BLS reported that the unemployment rate in February was 3.6 percent, animated by a 419,000 gain in the labor force. The labor force participation rate ticked up to 62.5 percent, the highest rate since March of 2020. The household survey offers a slightly different view of the February labor market than the payroll survey. In February, the survey showed a gain in unemployed workers of 242,000 against a gain in employed workers of 177,000.

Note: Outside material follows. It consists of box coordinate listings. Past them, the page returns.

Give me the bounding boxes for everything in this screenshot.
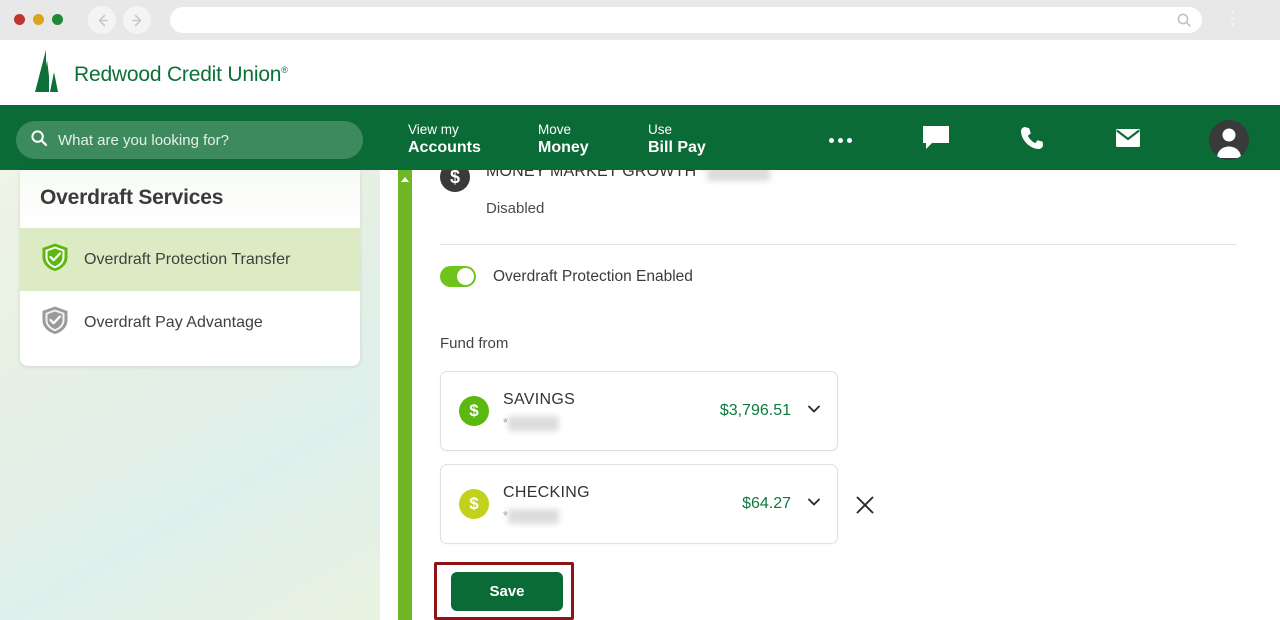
browser-chrome xyxy=(0,0,1280,40)
overdraft-protection-toggle-row[interactable]: Overdraft Protection Enabled xyxy=(440,266,693,287)
site-header: Redwood Credit Union® xyxy=(0,40,1280,105)
browser-menu-button[interactable] xyxy=(1230,11,1234,26)
chevron-down-icon[interactable] xyxy=(805,493,823,516)
window-traffic-lights xyxy=(14,14,63,25)
main-content: $ MONEY MARKET GROWTH *redacted Disabled… xyxy=(412,170,1280,620)
money-market-account-row[interactable]: $ MONEY MARKET GROWTH *redacted Disabled xyxy=(440,170,770,217)
toggle-knob xyxy=(457,268,474,285)
page-body: Overdraft Services Overdraft Protection … xyxy=(0,170,1280,620)
save-button[interactable]: Save xyxy=(451,572,563,611)
search-icon xyxy=(1176,12,1192,33)
left-pane: Overdraft Services Overdraft Protection … xyxy=(0,170,380,620)
money-market-masked-number: redacted xyxy=(707,170,770,181)
chat-icon xyxy=(921,124,951,157)
kebab-dot xyxy=(1230,17,1234,20)
mail-icon xyxy=(1114,126,1142,155)
call-button[interactable] xyxy=(1014,122,1050,158)
chevron-down-icon[interactable] xyxy=(805,400,823,423)
remove-checking-account-button[interactable] xyxy=(854,494,876,516)
sidebar-item-label: Overdraft Protection Transfer xyxy=(84,250,291,268)
dollar-coin-icon: $ xyxy=(459,396,489,426)
redwood-tree-logo-icon xyxy=(32,48,64,101)
overdraft-protection-toggle-label: Overdraft Protection Enabled xyxy=(493,267,693,285)
profile-icon xyxy=(1209,120,1249,160)
minimize-window-button[interactable] xyxy=(33,14,44,25)
fund-account-card-checking[interactable]: $ CHECKING *redacted $64.27 xyxy=(440,464,838,544)
dollar-coin-icon: $ xyxy=(440,170,470,192)
brand-logo-link[interactable]: Redwood Credit Union® xyxy=(32,48,288,101)
nav-link-billpay-line2: Bill Pay xyxy=(648,139,706,157)
nav-link-money-line2: Money xyxy=(538,139,589,157)
maximize-window-button[interactable] xyxy=(52,14,63,25)
scroll-up-arrow-icon[interactable] xyxy=(401,177,409,182)
savings-account-name: SAVINGS xyxy=(503,390,576,408)
sidebar-item-overdraft-pay-advantage[interactable]: Overdraft Pay Advantage xyxy=(20,291,360,366)
fund-from-label: Fund from xyxy=(440,335,509,352)
url-bar[interactable] xyxy=(170,7,1202,33)
overdraft-services-sidebar: Overdraft Services Overdraft Protection … xyxy=(20,170,360,366)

The unemployment rate rose for all races; by education level, it rose for two, fell for one, and remained constant for one. By race, it rose the most for Hispanics, by 0.8 points. Asians saw a 0.6-point increase. For Blacks and Whites, it rose 0.3 points and 0.1 points, respectively. By education, it rose the most for those without a high school diploma, at 1.3 points. Those with some college or an associate degree saw a 0.3-point increase. It fell for high school graduates by 0.1 points. It remained constant for those with a bachelor’s degree or higher.

Average hourly earnings increased by 9 cents, reflecting a 4.6 percent yearly gain, and a deceleration in the monthly rate of change to 0.2 percent, which is the lowest monthly change since February 2022. Average hourly earnings for production and non-supervisory workers increased by 13 cents, for a 5.45 percent gain over the year.